Fra i due secoli, la "Sammlungspolitik" di Miquel e la "tela di ragno" (p. 266) intessuta dalla politica della scienza di Althoff sembrano compattare la Germania guglielmina in maniera tale che i dissensi sono o umorali o affidati al tardivo rendiconto memorialistico. Wilamowitz sarà esplicito nel ricordare la determinazione con cui Althoff lo volle a Berlino, e scenderà in particolari di questa natura: "dovetti anche sbrigare piccoli incarichi per conto di Althoff; ad esempio, scrivere una poesia di auguri per il Ministro delle finanze, Miquel. Sperava molto che riuscissi ad allacciare relazioni nella cerchia dell'imperatore e che quindi potessi esercitare proficuamente la mia influenza, ma in questo si sbagliava. Mi sarei ridotto a fare il cortigiano e non ero assolutamente disposto a sacrificare il mio tempo e la mia indipendenza". Non tacerà anche taluni suoi contrasti di vedute con Althoff, ma fu, come Harnack, un uomo di Althoff, e lo riconoscerà apertamente e con forza nelle memorie.
Nella conferenza sulla scuola avviata da Althoff nel 1900 "fondamentalmente allo scopo di aprite l'università ai maturandi dell'istituto tecnico" ("era necessario - commenta Wilamowitz - ma a condizione che la preparazione scolastica su base matematico-scientifica fornisse quella generale preparazione culturale che il liceo classico dava da sempre") furono il classicista Wilamowitz e il teologo Harnack a salvate il greco. "Senza il greco - scrive Wilamowitz - si sacrifica la 'Bildung' tedesca, a cui non solo noi Tedeschi dobbiamo lo slancio spirituale del XIX secolo". Ma una nota di Wilamowitz a corredo di questa proposizione fa capire che il "laboratorio borghese" non si riannodava più alla sua peraltro incerta matrice humboldtiana.

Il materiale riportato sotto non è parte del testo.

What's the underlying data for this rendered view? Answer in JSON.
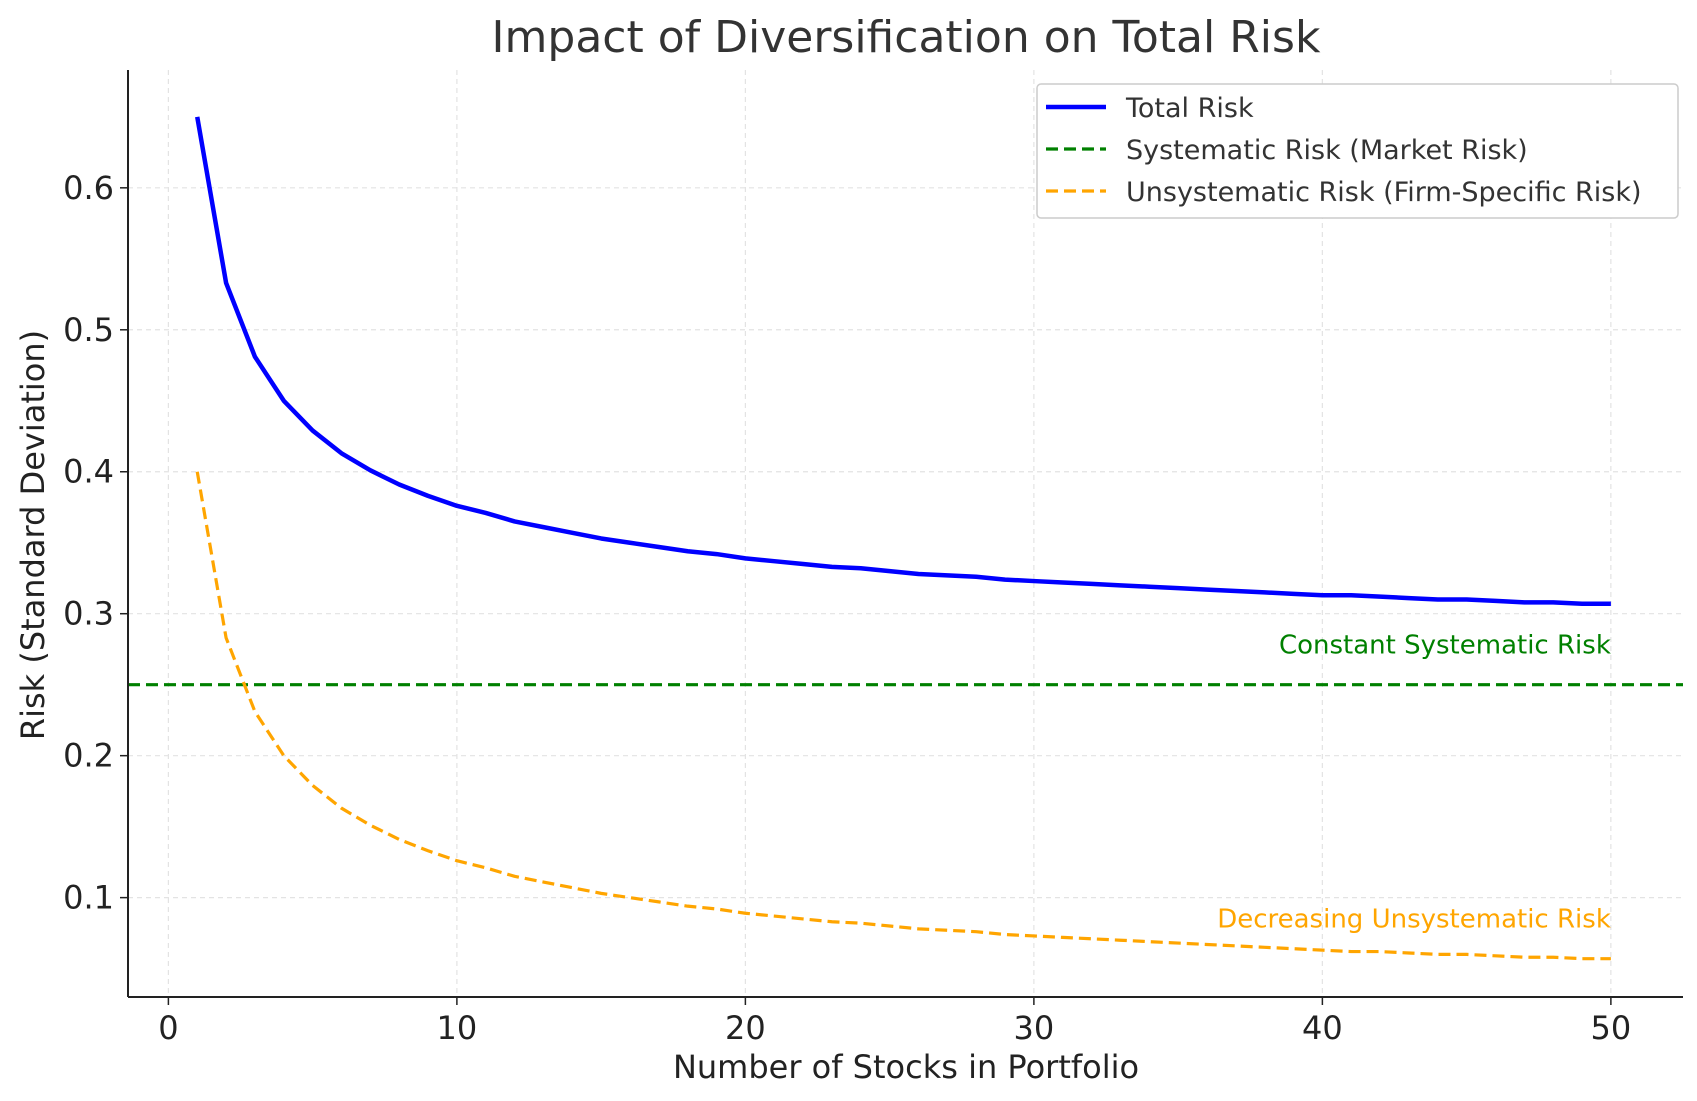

Chissà, perché ciò potesse avvenire non avrebbe dovuto essere più solo borghese: "contrarie al greco erano quelle persone delle classi superiori fornite di una cultura superficiale che a scuola non avevano imparato niente e nella loro ignoranza si credevano superiori agli altri, altezzosi, cinici e persino bigotti. Oltre a loro c'erano quei sazi borghesi che riconoscono solo il guadagno e l'adorazione del dio Ventre. Quelli del proletariato, affamati di cultura, che in verità sono sprecati per la socialdemocrazia, ragionavano in modo diverso. Un mio amico, il rettore Finsler di Berna, trovò nei socialdemocratici un appoggio a favore del greco, contro il radicalismo borghese, e quando a Olten tenni una conferenza su Socrate, l'organo ufficiale della socialdemocrazia espresse il suo rincrescimento che si sapesse così poco dei Greci".